In an interpreted language, the efficiency of the code is closely related to the number of lines executed, so there we could save some execution time. In AHK, expression evaluation is slower than direct string assignment, which would allow a little further speedup.

Continuing the trimming of the code, what ToRalf started, we could shave off another couple of lines of code by using two-dimensional arrays directly, instead of the index calculation. The expression (si <> A_LoopField) gives you 0/1 directly for cost, to be used in the function min.
Code:
MsgBox % Levenshtein_distance( "AHK", "" )
MsgBox % Levenshtein_distance( "He", "Ben" )
MsgBox % Levenshtein_distance( "Toralf", "esromneb" )
MsgBox % Levenshtein_distance( "Toralf", "RalfLaDuce" )

Levenshtein_distance( s, t )
{
   n := StrLen(s)
   IfEqual n,0, Return m
   m := StrLen(t)
   IfEqual m,0, Return n

   d0_0 = 0
   Loop %n%
      d0_%A_Index% := A_Index
   Loop %m%
      d%A_Index%_0 := A_Index

   Loop Parse, s
   {
      i  = %A_Index%
      i1:= i-1
      si = %A_LoopField%
      Loop Parse, t
      {
         j1 := A_Index - 1
         d%A_Index%_%i% := min( d%A_Index%_%i1%+1, d%j1%_%i%+1, d%j1%_%i1%+(si <> A_LoopField) )
      }
   }
   Return d%m%_%n%
}

min( a, b, c )
{
   IfLess b, %a%, SetEnv a, %b%
   IfLess c, %a%, Return c
   Return a
}
Back to top
View user's profile Send private message
Decarlo110



Joined: 15 Dec 2004
Posts: 303
Location: United States

PostPosted: Mon Jan 09, 2006 7:47 pm    Post subject: Reply with quote

i don't know why these type of things get named. I suppose it's for a common terminology rather than an intellectual claim.
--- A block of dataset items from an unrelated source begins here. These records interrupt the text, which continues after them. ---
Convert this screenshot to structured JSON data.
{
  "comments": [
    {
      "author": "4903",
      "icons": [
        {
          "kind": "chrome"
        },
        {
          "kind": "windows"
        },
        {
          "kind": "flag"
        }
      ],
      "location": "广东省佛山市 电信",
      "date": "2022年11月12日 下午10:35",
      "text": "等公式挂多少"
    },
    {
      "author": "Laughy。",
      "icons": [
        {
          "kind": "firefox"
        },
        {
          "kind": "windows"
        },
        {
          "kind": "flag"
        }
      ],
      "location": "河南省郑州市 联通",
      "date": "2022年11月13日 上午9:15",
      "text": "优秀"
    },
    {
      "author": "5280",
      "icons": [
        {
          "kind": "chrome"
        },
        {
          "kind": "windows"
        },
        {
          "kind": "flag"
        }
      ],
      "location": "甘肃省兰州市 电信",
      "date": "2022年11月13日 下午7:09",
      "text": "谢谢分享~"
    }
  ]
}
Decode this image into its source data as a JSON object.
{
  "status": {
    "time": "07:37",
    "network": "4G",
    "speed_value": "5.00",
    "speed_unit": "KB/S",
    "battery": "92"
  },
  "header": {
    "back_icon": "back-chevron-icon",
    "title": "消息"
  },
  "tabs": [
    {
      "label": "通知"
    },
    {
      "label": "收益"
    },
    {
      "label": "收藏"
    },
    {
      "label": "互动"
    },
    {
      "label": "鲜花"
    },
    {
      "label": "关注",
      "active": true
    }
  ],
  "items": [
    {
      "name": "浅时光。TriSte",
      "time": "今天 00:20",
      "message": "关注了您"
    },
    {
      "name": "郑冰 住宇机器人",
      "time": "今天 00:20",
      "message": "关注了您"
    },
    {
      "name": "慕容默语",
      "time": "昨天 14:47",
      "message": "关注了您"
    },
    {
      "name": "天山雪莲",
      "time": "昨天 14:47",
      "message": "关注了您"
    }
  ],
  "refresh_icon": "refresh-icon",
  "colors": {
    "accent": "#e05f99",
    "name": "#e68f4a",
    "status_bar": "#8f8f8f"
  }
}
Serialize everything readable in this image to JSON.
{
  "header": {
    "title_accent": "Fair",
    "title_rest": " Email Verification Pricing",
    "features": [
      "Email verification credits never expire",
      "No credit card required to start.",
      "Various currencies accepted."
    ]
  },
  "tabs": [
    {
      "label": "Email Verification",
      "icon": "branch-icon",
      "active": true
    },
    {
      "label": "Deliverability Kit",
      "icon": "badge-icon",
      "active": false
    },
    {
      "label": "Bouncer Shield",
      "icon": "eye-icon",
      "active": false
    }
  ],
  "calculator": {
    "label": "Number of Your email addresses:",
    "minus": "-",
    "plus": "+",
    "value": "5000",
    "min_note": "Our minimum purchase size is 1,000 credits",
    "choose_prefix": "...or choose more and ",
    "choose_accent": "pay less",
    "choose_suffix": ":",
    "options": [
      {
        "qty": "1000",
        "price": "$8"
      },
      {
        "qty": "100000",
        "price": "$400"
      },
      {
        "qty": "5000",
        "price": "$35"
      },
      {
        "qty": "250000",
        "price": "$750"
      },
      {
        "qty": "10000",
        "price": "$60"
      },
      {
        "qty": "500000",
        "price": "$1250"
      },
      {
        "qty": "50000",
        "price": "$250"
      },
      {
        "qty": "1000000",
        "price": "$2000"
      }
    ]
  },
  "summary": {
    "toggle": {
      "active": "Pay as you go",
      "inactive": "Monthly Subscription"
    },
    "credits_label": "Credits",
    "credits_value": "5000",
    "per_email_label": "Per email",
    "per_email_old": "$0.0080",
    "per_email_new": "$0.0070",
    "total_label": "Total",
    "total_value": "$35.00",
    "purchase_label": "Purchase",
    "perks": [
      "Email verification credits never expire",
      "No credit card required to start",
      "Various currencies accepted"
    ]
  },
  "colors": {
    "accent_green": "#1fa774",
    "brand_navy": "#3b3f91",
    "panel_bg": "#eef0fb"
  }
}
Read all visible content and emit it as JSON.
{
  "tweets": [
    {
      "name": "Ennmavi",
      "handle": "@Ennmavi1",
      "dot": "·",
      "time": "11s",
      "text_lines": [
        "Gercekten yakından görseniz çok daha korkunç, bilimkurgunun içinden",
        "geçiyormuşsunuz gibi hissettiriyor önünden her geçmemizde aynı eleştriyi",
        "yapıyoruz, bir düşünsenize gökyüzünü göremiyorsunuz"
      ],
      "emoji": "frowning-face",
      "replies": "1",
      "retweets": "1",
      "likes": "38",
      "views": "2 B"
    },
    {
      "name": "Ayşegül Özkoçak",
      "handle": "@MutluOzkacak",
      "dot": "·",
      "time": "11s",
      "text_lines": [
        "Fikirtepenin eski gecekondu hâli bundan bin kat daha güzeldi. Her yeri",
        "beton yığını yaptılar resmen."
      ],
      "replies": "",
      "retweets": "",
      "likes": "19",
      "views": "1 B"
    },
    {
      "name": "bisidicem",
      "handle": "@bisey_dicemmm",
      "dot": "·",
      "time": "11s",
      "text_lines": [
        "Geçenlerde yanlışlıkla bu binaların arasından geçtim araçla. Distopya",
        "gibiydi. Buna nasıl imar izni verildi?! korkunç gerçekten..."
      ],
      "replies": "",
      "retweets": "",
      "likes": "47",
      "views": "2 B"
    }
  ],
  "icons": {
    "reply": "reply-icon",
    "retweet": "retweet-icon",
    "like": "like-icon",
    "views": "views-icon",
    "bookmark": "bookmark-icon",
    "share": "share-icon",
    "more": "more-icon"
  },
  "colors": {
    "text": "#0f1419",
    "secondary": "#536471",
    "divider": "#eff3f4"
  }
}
Same thing for the "Boolean" term and "Venn" diagrams.

Here's my version in Ahk, which gives the same result. It drops the traditional matrix approach, which i find clumsy in this case.
Code:
^#l::   ; optional hotkey = Ctrl.Win.L
Loop 2
   InputBox str%A_Index%,, Enter string %A_Index%
if ( StrLen(str1) < StrLen(str2) )
{
   shorterString = %str1%
   longerString = %str2%
}
else
{
   shorterString = %str2%
   longerString = %str1%
}
Lev_edit_distance = 0
Loop Parse, shorterString
{
   A_Index1 = %A_Index%
   A_LoopField1 = %A_LoopField%

   Loop Parse, longerString
   {
      if A_Index = %A_Index1%
      {
         if A_LoopField != %A_LoopField1%
            Lev_edit_distance ++
         BREAK
      }
   }
}
msgbox % "The Levenshtein/edit distance is "
. Lev_edit_distance + Abs( StrLen(str1) - StrLen(str2) )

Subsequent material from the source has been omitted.